Likely root causes (ranked)

  1. Descriptor-ring wrap bug. virtio_net_rx_post() posts descriptors back to avail.idx on each completion. If the avail/used indices drift (e.g., off-by-one over hours of traffic), the device runs out of posted descriptors. The driver then polls used.idx forever waiting for a completion that can’t arrive because the device has nothing to deliver into. Existing comment in hello_x86.qz near virtio_net_rx_post already flags a similar concern (“naïvely re-posting every iteration inflates avail.idx far past used.idx”).
  2. Avail-ring corruption from a non-DMA write. The current driver re-uses g_vnet_rx_buf — a single 4 KiB page — for every RX. If a DMA write ever straddles the buffer (it shouldn’t — MTU is 1500) we’d clobber the ring metadata. Low probability.
  3. Host-side QEMU TCG + virtio-mmio quirk that only triggers after a specific number of cycles or interrupts.

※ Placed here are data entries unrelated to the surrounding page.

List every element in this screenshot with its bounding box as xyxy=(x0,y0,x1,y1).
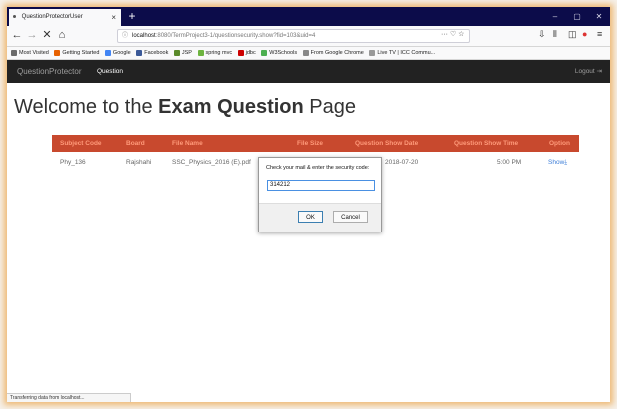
header-option: Option xyxy=(549,140,570,147)
url-bar[interactable]: ⓘ localhost:8080/TermProject3-1/questions… xyxy=(117,29,470,43)
nav-question-link[interactable]: Question xyxy=(97,60,123,83)
header-show-date: Question Show Date xyxy=(355,140,419,147)
bookmark-item[interactable]: Google xyxy=(104,47,131,59)
page-actions-icon[interactable]: ··· ♡ ☆ xyxy=(441,30,464,38)
minimize-button[interactable]: – xyxy=(544,7,566,26)
navigation-bar: ← → ✕ ⌂ ⓘ localhost:8080/TermProject3-1/q… xyxy=(7,26,610,47)
dialog-footer: OK Cancel xyxy=(259,203,381,232)
bookmark-icon xyxy=(54,49,61,56)
bookmark-icon xyxy=(136,49,143,56)
page-title: Welcome to the Exam Question Page xyxy=(14,96,357,118)
table-header: Subject Code Board File Name File Size Q… xyxy=(52,135,579,152)
sidebar-icon[interactable]: ◫ xyxy=(568,29,577,40)
show-link[interactable]: Show⤓ xyxy=(548,152,567,174)
bookmark-item[interactable]: W3Schools xyxy=(261,47,297,59)
security-code-dialog: Check your mail & enter the security cod… xyxy=(258,157,382,232)
cell-board: Rajshahi xyxy=(126,159,152,166)
bookmark-icon xyxy=(237,49,244,56)
tab-title: QuestionProtectorUser xyxy=(21,14,83,20)
ok-button[interactable]: OK xyxy=(298,211,323,223)
restore-button[interactable]: ▢ xyxy=(566,7,588,26)
bookmarks-bar: Most Visited Getting Started Google Face… xyxy=(7,47,610,60)
logout-link[interactable]: Logout ⇥ xyxy=(575,60,602,83)
bookmark-item[interactable]: jdbc xyxy=(237,47,256,59)
bookmark-icon xyxy=(369,49,376,56)
close-window-button[interactable]: ✕ xyxy=(588,7,610,26)
dialog-message: Check your mail & enter the security cod… xyxy=(266,165,370,171)
bookmark-item[interactable]: Live TV | ICC Commu... xyxy=(369,47,435,59)
bookmark-item[interactable]: Most Visited xyxy=(11,47,49,59)
downloads-icon[interactable]: ⇩ xyxy=(538,29,546,40)
show-label: Show xyxy=(548,159,565,166)
back-icon[interactable]: ← xyxy=(10,28,24,43)
brand-link[interactable]: QuestionProtector xyxy=(17,60,81,83)
header-file-name: File Name xyxy=(172,140,203,147)
cell-file-name: SSC_Physics_2016 (E).pdf xyxy=(172,159,251,166)
bookmark-icon xyxy=(173,49,180,56)
tab-favicon-icon xyxy=(13,14,16,18)
cell-show-time: 5:00 PM xyxy=(497,159,522,166)
menu-icon[interactable]: ≡ xyxy=(597,29,602,39)
bookmark-item[interactable]: spring mvc xyxy=(197,47,232,59)
cell-show-date: 2018-07-20 xyxy=(385,159,419,166)
home-icon[interactable]: ⌂ xyxy=(55,28,69,43)
bookmark-icon xyxy=(261,49,268,56)
bookmark-item[interactable]: Getting Started xyxy=(54,47,99,59)
bookmark-item[interactable]: Facebook xyxy=(136,47,168,59)
browser-window: QuestionProtectorUser × + – ▢ ✕ ← → ✕ ⌂ … xyxy=(7,7,610,402)
title-bar: QuestionProtectorUser × + – ▢ ✕ xyxy=(7,7,610,26)
header-board: Board xyxy=(126,140,145,147)
browser-tab[interactable]: QuestionProtectorUser × xyxy=(9,9,121,26)
bookmark-icon xyxy=(302,49,309,56)
status-bar: Transferring data from localhost... xyxy=(7,393,131,402)
header-subject-code: Subject Code xyxy=(60,140,102,147)
logout-icon: ⇥ xyxy=(596,68,602,75)
logout-label: Logout xyxy=(574,68,595,75)
forward-icon[interactable]: → xyxy=(25,28,39,43)
bookmark-item[interactable]: JSP xyxy=(173,47,192,59)
header-file-size: File Size xyxy=(297,140,324,147)
stop-icon[interactable]: ✕ xyxy=(40,28,54,43)
download-icon: ⤓ xyxy=(564,159,568,166)
new-tab-button[interactable]: + xyxy=(125,7,139,26)
bookmark-item[interactable]: From Google Chrome xyxy=(302,47,364,59)
app-navbar: QuestionProtector Question Logout ⇥ xyxy=(7,60,610,83)
adblock-icon[interactable]: ● xyxy=(582,29,587,39)
url-path: :8080/TermProject3-1/questionsecurity.sh… xyxy=(155,33,316,39)
bookmark-icon xyxy=(104,49,111,56)
library-icon[interactable]: ⫴ xyxy=(553,29,557,40)
cancel-button[interactable]: Cancel xyxy=(333,211,368,223)
header-show-time: Question Show Time xyxy=(454,140,519,147)
bookmark-icon xyxy=(11,49,17,56)
site-info-icon[interactable]: ⓘ xyxy=(122,33,128,39)
cell-subject-code: Phy_136 xyxy=(60,159,86,166)
tab-close-icon[interactable]: × xyxy=(111,9,116,26)
bookmark-icon xyxy=(197,49,204,56)
security-code-input[interactable] xyxy=(267,180,375,191)
url-host: localhost xyxy=(132,33,156,39)
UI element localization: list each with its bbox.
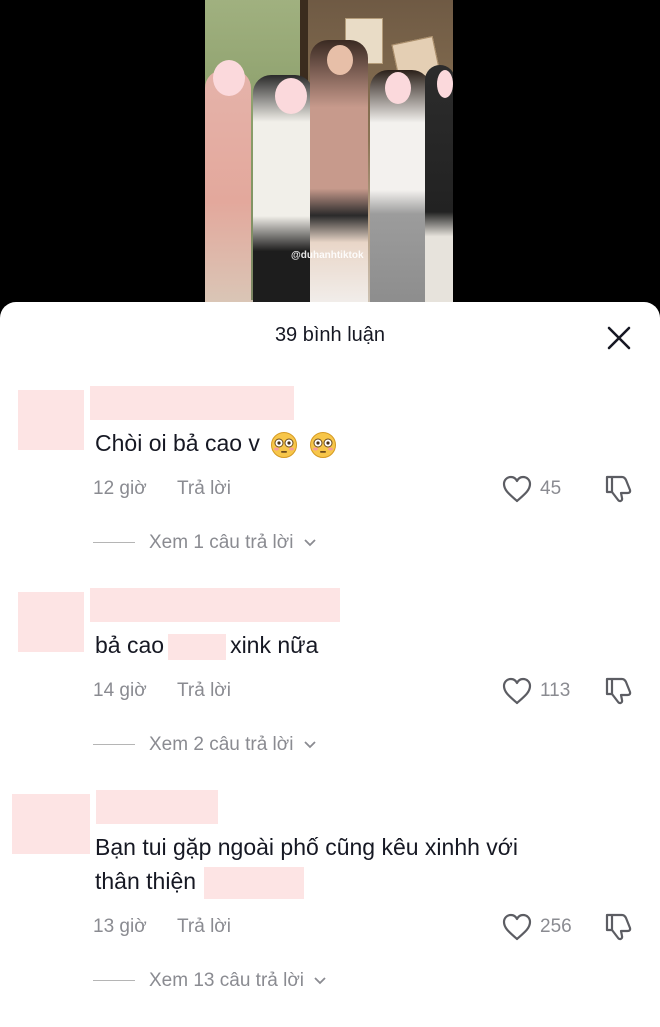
divider-line bbox=[93, 542, 135, 544]
dislike-icon[interactable] bbox=[603, 674, 635, 706]
comment-item: Chòi oi bả cao v 12 giờ Trả lời 45 Xem 1… bbox=[0, 386, 660, 566]
blurred-face bbox=[213, 60, 245, 96]
comment-text-line: thân thiện bbox=[95, 868, 197, 894]
comment-time: 14 giờ bbox=[93, 680, 147, 701]
comment-text-line: Bạn tui gặp ngoài phố cũng kêu xinhh với bbox=[95, 834, 518, 860]
comment-text: Bạn tui gặp ngoài phố cũng kêu xinhh với… bbox=[95, 830, 518, 899]
comment-time: 13 giờ bbox=[93, 916, 147, 937]
avatar[interactable] bbox=[18, 592, 84, 652]
view-replies-label: Xem 13 câu trả lời bbox=[149, 970, 305, 991]
like-count: 256 bbox=[540, 916, 572, 937]
view-replies-button[interactable]: Xem 13 câu trả lời bbox=[93, 970, 327, 992]
comments-header: 39 bình luận bbox=[0, 302, 660, 372]
redacted-text bbox=[168, 633, 227, 660]
video-thumbnail[interactable]: @duhanhtiktok bbox=[205, 0, 453, 310]
blurred-face bbox=[437, 70, 453, 98]
flushed-face-emoji-icon bbox=[309, 431, 336, 458]
chevron-down-icon bbox=[304, 741, 316, 749]
comment-text-content: xink nữa bbox=[230, 632, 319, 658]
reply-button[interactable]: Trả lời bbox=[177, 680, 231, 702]
like-count: 45 bbox=[540, 478, 562, 499]
username-redacted[interactable] bbox=[96, 790, 218, 824]
avatar[interactable] bbox=[12, 794, 90, 854]
comment-text: bả cao xink nữa bbox=[95, 628, 318, 662]
heart-icon[interactable] bbox=[501, 676, 533, 706]
video-person bbox=[205, 70, 251, 310]
comment-item: Bạn tui gặp ngoài phố cũng kêu xinhh với… bbox=[0, 790, 660, 1010]
face bbox=[327, 45, 353, 75]
comment-text: Chòi oi bả cao v bbox=[95, 426, 337, 460]
video-person bbox=[425, 65, 453, 310]
comment-time: 12 giờ bbox=[93, 478, 147, 499]
heart-icon[interactable] bbox=[501, 474, 533, 504]
comment-text-content: Chòi oi bả cao v bbox=[95, 430, 260, 456]
view-replies-label: Xem 1 câu trả lời bbox=[149, 532, 294, 553]
divider-line bbox=[93, 980, 135, 982]
blurred-face bbox=[385, 72, 411, 104]
close-button[interactable] bbox=[603, 322, 635, 354]
reply-button[interactable]: Trả lời bbox=[177, 916, 231, 938]
video-person bbox=[370, 70, 430, 310]
comment-text-content: bả cao bbox=[95, 632, 165, 658]
chevron-down-icon bbox=[304, 539, 316, 547]
comment-item: bả cao xink nữa 14 giờ Trả lời 113 Xem 2 … bbox=[0, 588, 660, 768]
blurred-face bbox=[275, 78, 307, 114]
chevron-down-icon bbox=[314, 977, 326, 985]
view-replies-label: Xem 2 câu trả lời bbox=[149, 734, 294, 755]
comments-sheet: 39 bình luận Chòi oi bả cao v 12 giờ Trả… bbox=[0, 302, 660, 1027]
redacted-text bbox=[204, 866, 305, 899]
divider-line bbox=[93, 744, 135, 746]
close-icon bbox=[607, 326, 631, 350]
view-replies-button[interactable]: Xem 1 câu trả lời bbox=[93, 532, 317, 554]
comments-count-title: 39 bình luận bbox=[274, 324, 386, 346]
heart-icon[interactable] bbox=[501, 912, 533, 942]
dislike-icon[interactable] bbox=[603, 910, 635, 942]
video-person bbox=[310, 40, 368, 310]
video-area[interactable]: @duhanhtiktok bbox=[0, 0, 660, 320]
like-count: 113 bbox=[540, 680, 571, 701]
view-replies-button[interactable]: Xem 2 câu trả lời bbox=[93, 734, 317, 756]
dislike-icon[interactable] bbox=[603, 472, 635, 504]
reply-button[interactable]: Trả lời bbox=[177, 478, 231, 500]
flushed-face-emoji-icon bbox=[271, 431, 298, 458]
video-watermark: @duhanhtiktok bbox=[291, 250, 364, 261]
username-redacted[interactable] bbox=[90, 588, 340, 622]
avatar[interactable] bbox=[18, 390, 84, 450]
username-redacted[interactable] bbox=[90, 386, 294, 420]
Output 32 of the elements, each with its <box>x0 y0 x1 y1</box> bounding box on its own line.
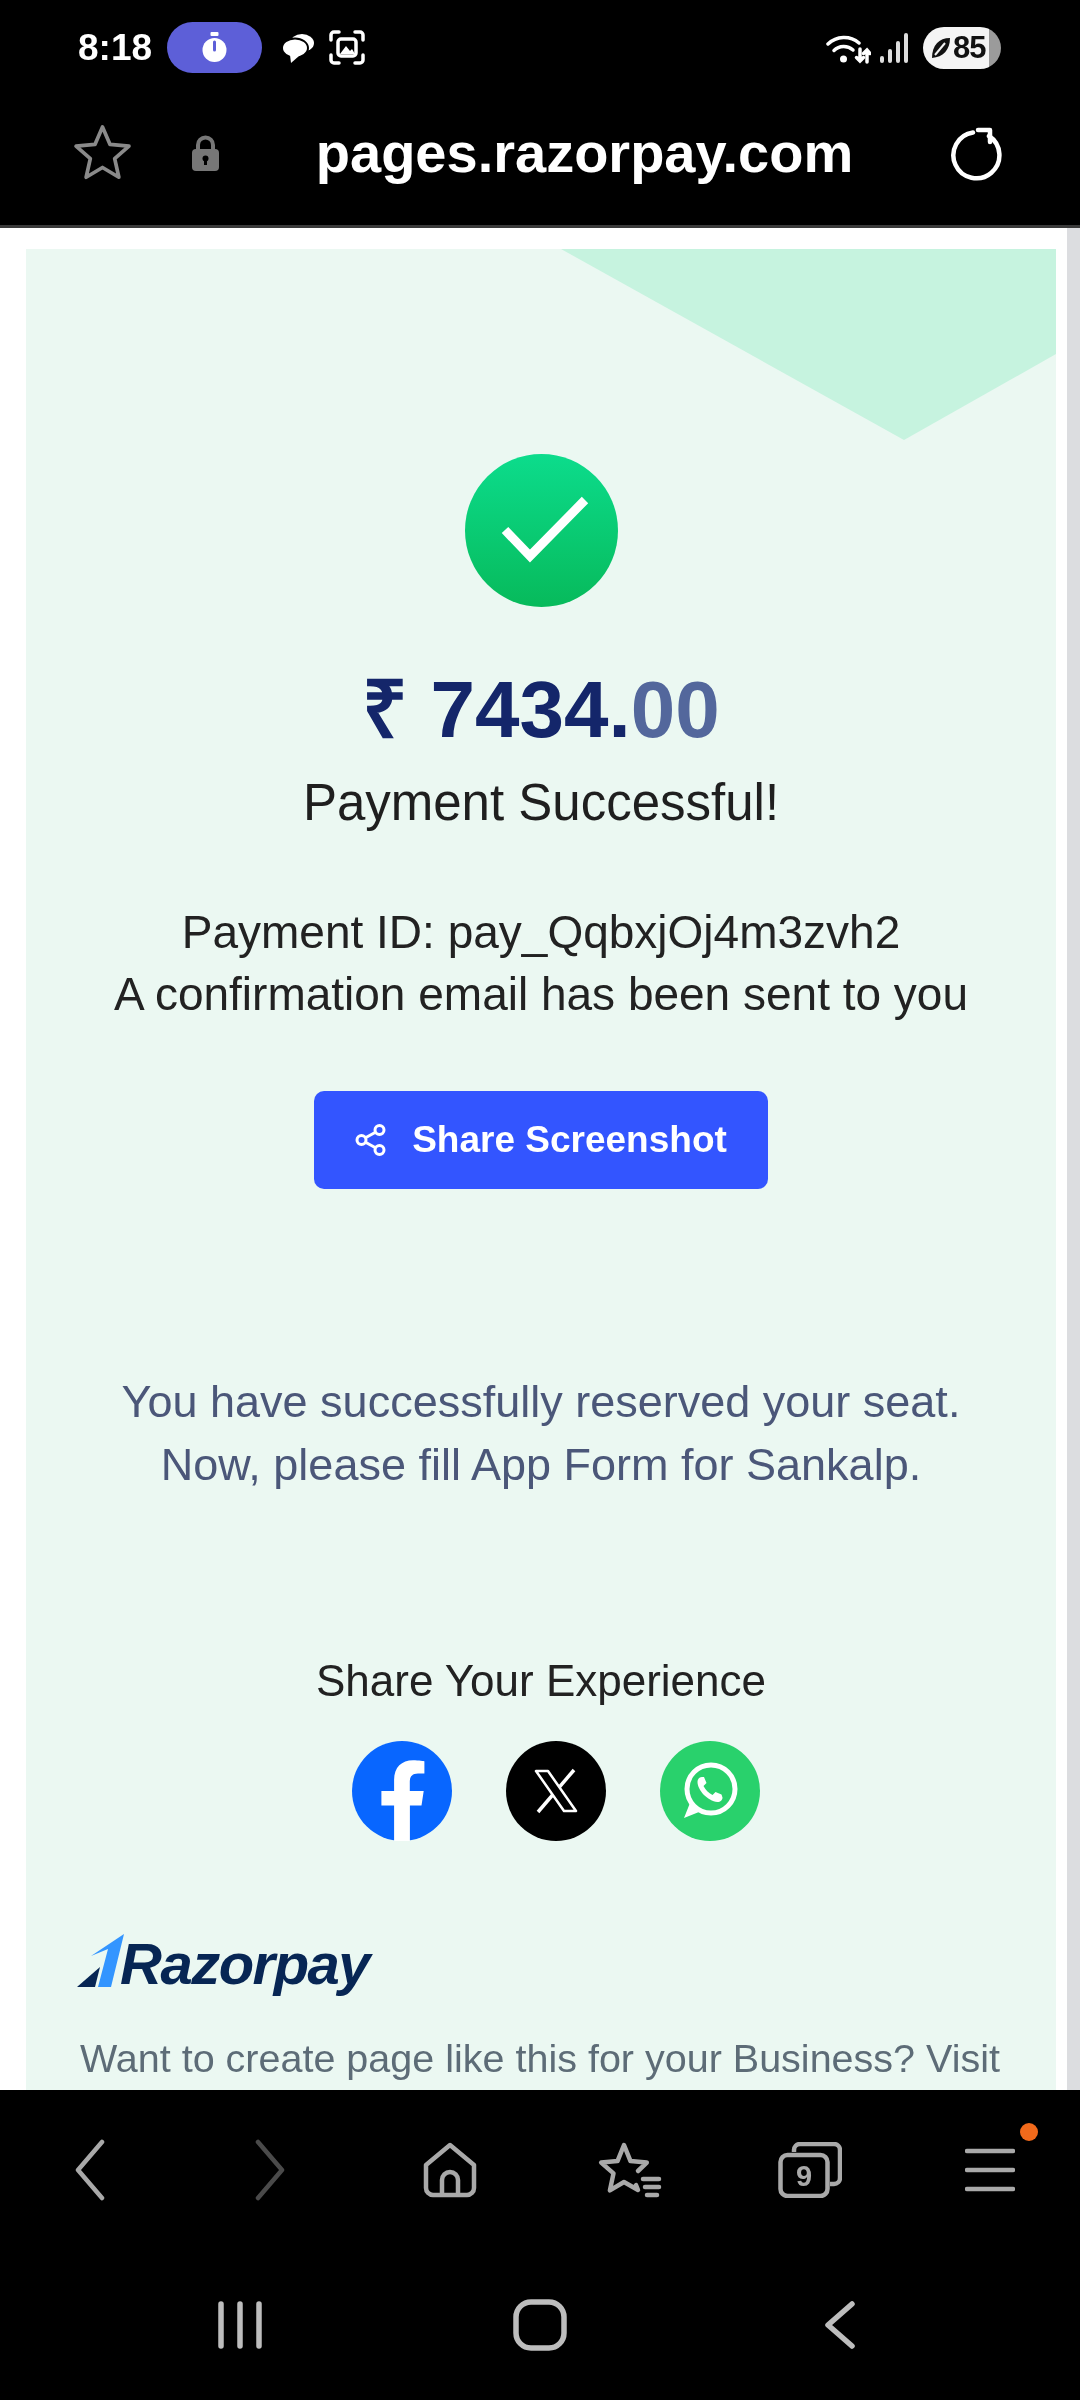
recent-apps-icon[interactable] <box>217 2301 263 2349</box>
signal-icon <box>880 32 908 63</box>
share-heading: Share Your Experience <box>315 1655 767 1707</box>
battery-percent: 85 <box>953 29 986 66</box>
tabs-button[interactable]: 9 <box>778 2142 842 2198</box>
payment-status-text: Payment Successful! <box>302 773 780 833</box>
confirmation-text: A confirmation email has been sent to you <box>113 967 969 1022</box>
facebook-icon[interactable] <box>352 1741 452 1841</box>
menu-icon[interactable] <box>965 2148 1015 2192</box>
chat-bubbles-icon <box>281 31 316 64</box>
stopwatch-icon <box>167 22 263 73</box>
x-logo-icon[interactable] <box>506 1741 606 1841</box>
home-button-icon[interactable] <box>513 2299 567 2351</box>
leaf-icon <box>931 36 951 59</box>
lock-icon <box>191 134 220 172</box>
payment-id-text: Payment ID: pay_QqbxjOj4m3zvh2 <box>181 905 901 960</box>
back-gesture-icon[interactable] <box>824 2301 856 2349</box>
address-field[interactable]: pages.razorpay.com <box>315 120 854 186</box>
bookmarks-star-icon[interactable] <box>598 2141 662 2199</box>
share-icon <box>355 1124 387 1156</box>
share-screenshot-button[interactable]: Share Screenshot <box>314 1091 768 1189</box>
screenshot-icon <box>329 30 366 65</box>
back-icon[interactable] <box>74 2139 106 2201</box>
amount-text: ₹ 7434.00 <box>362 664 720 756</box>
success-check-icon <box>464 454 618 607</box>
status-time: 8:18 <box>78 25 153 70</box>
footer-text: Want to create page like this for your Business? Visit <box>80 2036 1000 2080</box>
scrollbar[interactable] <box>1067 228 1080 2090</box>
home-icon[interactable] <box>422 2142 478 2198</box>
reload-icon[interactable] <box>949 125 1005 181</box>
star-icon[interactable] <box>72 124 133 182</box>
reservation-message: You have successfully reserved your seat. Now, please fill App Form for Sankalp. <box>121 1375 961 1492</box>
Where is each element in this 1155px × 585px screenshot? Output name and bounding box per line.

Observed only on the Ubuntu 5.15 VPS; reproduces may be host-specific.

Repro strategy (not yet attempted)

  • Let the unikernel run under local qemu-system-x86_64 -M microvm for N hours with a traffic generator (e.g., wrk -t2 -c4 -d24h http://127.0.0.1:8093/).
  • Log u and avail.idx every 1000 frames to watch the gap grow.
  • When a hang reproduces, diff used / avail / descriptor table to find the exact off-by-one.

Real fix

DEF-B (IOAPIC + IRQ-driven RX) in docs/handoff/kern4-to-joy-demo-handoff.md. The current polling loop is fundamentally fragile because used.idx is the only signal the driver looks at — if that stalls for ANY reason, the kernel wedges. An IRQ-driven RX path would:

  • Hang a hlt on the idle task instead of polling.
  • Use virtio-mmio’s InterruptStatus register to distinguish “RX completion” from “config change” interrupts.
  • Re-post descriptors defensively on every ISR, not just on loop iteration.

This moves the bug into a region where it can at least be isolated to a specific interrupt path rather than hiding inside a monotonic-counter polling loop.

Workaround (live)

ssh mattkelly.io systemctl restart quartz-unikernel — takes under 2 seconds, ELF reloads from /opt/quartz/quartz-unikernel.elf. Unikernel state is cleared on restart (stats counters go to 0, PMM pool re-initialized). No user-visible data is lost because the unikernel is stateless.

Consider adding a systemd Restart=on-failure + WatchdogSec for automatic recovery — but the current driver won’t crash, it just hangs, so the watchdog needs to be external (HTTP health check from Caddy or a cron).